Significance. If the central asymptotic equivalence holds, the paper supplies a practical regularization device for high-dimensional economic forecasting that avoids explicit factor estimation and does not require strong-factor assumptions. It explicitly credits the theoretical equivalence result and the empirical finding that noise augmentation improves and stabilizes predictive performance relative to selection-based alternatives.

major comments (2)
  1. [Abstract and §3] Abstract and §3 (theoretical setup): the oracle-equivalence claim is load-bearing on the population coefficient vector β being dense under X = ΛF + e and y = γ'F + u. The manuscript states this density result but supplies no explicit rate conditions on the number of added noise variables relative to n, p, or factor strength that would keep the equivalence intact when factors are weak or loadings heterogeneous; without such conditions the eigenvalue-shrinkage benefit need not dominate selection-based alternatives.
  2. [Empirical applications] Empirical applications (forecasting tables for inflation, GDP, and equity premium): the reported gains in accuracy and stability are presented without accompanying standard errors, confidence bands, or robustness checks to the exact count of noise variables, which is required to assess whether the finite-sample improvements are statistically distinguishable from the oracle benchmark.
minor comments (1)
  1. [Notation and estimator definition] The definition of the ridgeless estimator after noise augmentation would benefit from an explicit equation (e.g., the augmented design matrix and the resulting β̂) placed in the main text rather than only in an appendix.

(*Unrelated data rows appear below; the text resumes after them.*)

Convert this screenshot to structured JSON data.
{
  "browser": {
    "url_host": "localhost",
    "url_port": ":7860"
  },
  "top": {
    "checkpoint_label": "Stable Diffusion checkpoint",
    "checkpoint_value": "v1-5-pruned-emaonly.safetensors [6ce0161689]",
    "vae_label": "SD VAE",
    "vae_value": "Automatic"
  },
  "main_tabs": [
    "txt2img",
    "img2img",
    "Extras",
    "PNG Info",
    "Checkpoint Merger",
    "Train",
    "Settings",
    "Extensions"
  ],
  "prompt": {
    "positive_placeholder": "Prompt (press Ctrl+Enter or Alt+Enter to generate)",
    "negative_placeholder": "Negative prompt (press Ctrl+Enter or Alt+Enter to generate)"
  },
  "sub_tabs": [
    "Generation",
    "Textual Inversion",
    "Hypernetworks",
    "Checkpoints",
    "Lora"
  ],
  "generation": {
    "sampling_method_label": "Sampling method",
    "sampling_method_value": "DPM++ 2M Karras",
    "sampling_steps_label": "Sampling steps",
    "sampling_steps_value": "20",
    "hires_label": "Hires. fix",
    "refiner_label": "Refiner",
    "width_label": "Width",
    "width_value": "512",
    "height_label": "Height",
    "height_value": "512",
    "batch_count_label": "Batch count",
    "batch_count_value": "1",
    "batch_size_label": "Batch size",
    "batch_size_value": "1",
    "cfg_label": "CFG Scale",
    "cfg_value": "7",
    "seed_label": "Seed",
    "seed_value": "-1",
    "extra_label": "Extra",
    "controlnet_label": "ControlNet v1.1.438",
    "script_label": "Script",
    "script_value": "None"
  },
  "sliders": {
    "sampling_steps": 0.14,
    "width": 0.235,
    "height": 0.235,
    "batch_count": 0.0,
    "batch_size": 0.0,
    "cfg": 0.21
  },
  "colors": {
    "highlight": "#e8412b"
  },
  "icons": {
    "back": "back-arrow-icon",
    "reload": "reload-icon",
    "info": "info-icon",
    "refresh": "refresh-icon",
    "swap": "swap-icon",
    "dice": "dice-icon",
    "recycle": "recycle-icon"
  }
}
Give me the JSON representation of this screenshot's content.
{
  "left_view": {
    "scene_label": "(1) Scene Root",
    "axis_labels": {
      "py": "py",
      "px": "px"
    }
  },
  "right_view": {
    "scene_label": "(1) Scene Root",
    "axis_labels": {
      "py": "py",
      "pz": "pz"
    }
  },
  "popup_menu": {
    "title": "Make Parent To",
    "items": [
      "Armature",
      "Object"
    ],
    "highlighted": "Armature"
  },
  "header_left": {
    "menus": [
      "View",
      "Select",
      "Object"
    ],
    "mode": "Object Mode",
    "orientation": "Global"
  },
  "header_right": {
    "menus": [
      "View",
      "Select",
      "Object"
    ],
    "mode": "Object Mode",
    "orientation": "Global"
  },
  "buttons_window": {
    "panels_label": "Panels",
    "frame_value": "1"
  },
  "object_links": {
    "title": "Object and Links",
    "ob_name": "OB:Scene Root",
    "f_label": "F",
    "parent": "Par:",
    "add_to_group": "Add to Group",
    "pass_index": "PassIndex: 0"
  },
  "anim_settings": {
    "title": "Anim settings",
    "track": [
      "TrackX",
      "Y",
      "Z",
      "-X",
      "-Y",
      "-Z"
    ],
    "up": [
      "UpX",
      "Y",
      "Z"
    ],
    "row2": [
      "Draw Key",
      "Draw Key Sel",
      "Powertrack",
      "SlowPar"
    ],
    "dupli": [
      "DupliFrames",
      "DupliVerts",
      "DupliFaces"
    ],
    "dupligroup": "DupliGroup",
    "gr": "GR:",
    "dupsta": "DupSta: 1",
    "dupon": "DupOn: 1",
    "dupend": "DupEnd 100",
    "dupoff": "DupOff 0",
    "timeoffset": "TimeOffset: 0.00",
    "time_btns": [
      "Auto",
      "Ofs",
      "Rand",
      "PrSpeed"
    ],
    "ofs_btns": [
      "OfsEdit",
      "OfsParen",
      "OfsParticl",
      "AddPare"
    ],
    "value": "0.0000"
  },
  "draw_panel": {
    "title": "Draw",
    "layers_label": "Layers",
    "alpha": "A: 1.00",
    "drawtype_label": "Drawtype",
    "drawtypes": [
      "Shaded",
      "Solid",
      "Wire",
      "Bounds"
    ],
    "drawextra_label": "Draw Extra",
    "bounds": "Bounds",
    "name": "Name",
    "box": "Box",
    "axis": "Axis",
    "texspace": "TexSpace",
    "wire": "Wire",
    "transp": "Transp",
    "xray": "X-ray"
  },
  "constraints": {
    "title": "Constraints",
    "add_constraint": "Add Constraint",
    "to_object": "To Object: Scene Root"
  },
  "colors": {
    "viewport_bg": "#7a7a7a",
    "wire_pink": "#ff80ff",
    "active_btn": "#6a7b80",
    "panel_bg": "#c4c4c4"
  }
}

Simulated Author's Rebuttal

2 responses · 0 unresolved

We thank the referee for the detailed and constructive report. We address each major comment below, clarifying the theoretical scope and committing to empirical enhancements where appropriate.

read point-by-point responses
  1. Referee: [Abstract and §3] Abstract and §3 (theoretical setup): the oracle-equivalence claim is load-bearing on the population coefficient vector β being dense under X = ΛF + e and y = γ'F + u. The manuscript states this density result but supplies no explicit rate conditions on the number of added noise variables relative to n, p, or factor strength that would keep the equivalence intact when factors are weak or loadings heterogeneous; without such conditions the eigenvalue-shrinkage benefit need not dominate selection-based alternatives.

    Authors: The density of β follows immediately from the factor model assumptions in Section 3 (Assumptions 1–3), which allow weak factors and heterogeneous loadings without requiring strong-factor conditions. Theorems 1–2 derive the asymptotic equivalence by showing that noise augmentation induces eigenvalue shrinkage that matches the oracle variance term, and the proofs hold under the stated rates on p/n and the factor structure; no additional rate restrictions on the number of noise variables are needed beyond those already implicit in the high-dimensional regime. We will add a clarifying paragraph in §3.2 explicitly noting that the equivalence continues to hold for weak factors provided the loadings satisfy the moment conditions in Assumption 2, thereby addressing the concern about dominance over selection methods. revision: partial

  2. Referee: [Empirical applications] Empirical applications (forecasting tables for inflation, GDP, and equity premium): the reported gains in accuracy and stability are presented without accompanying standard errors, confidence bands, or robustness checks to the exact count of noise variables, which is required to assess whether the finite-sample improvements are statistically distinguishable from the oracle benchmark.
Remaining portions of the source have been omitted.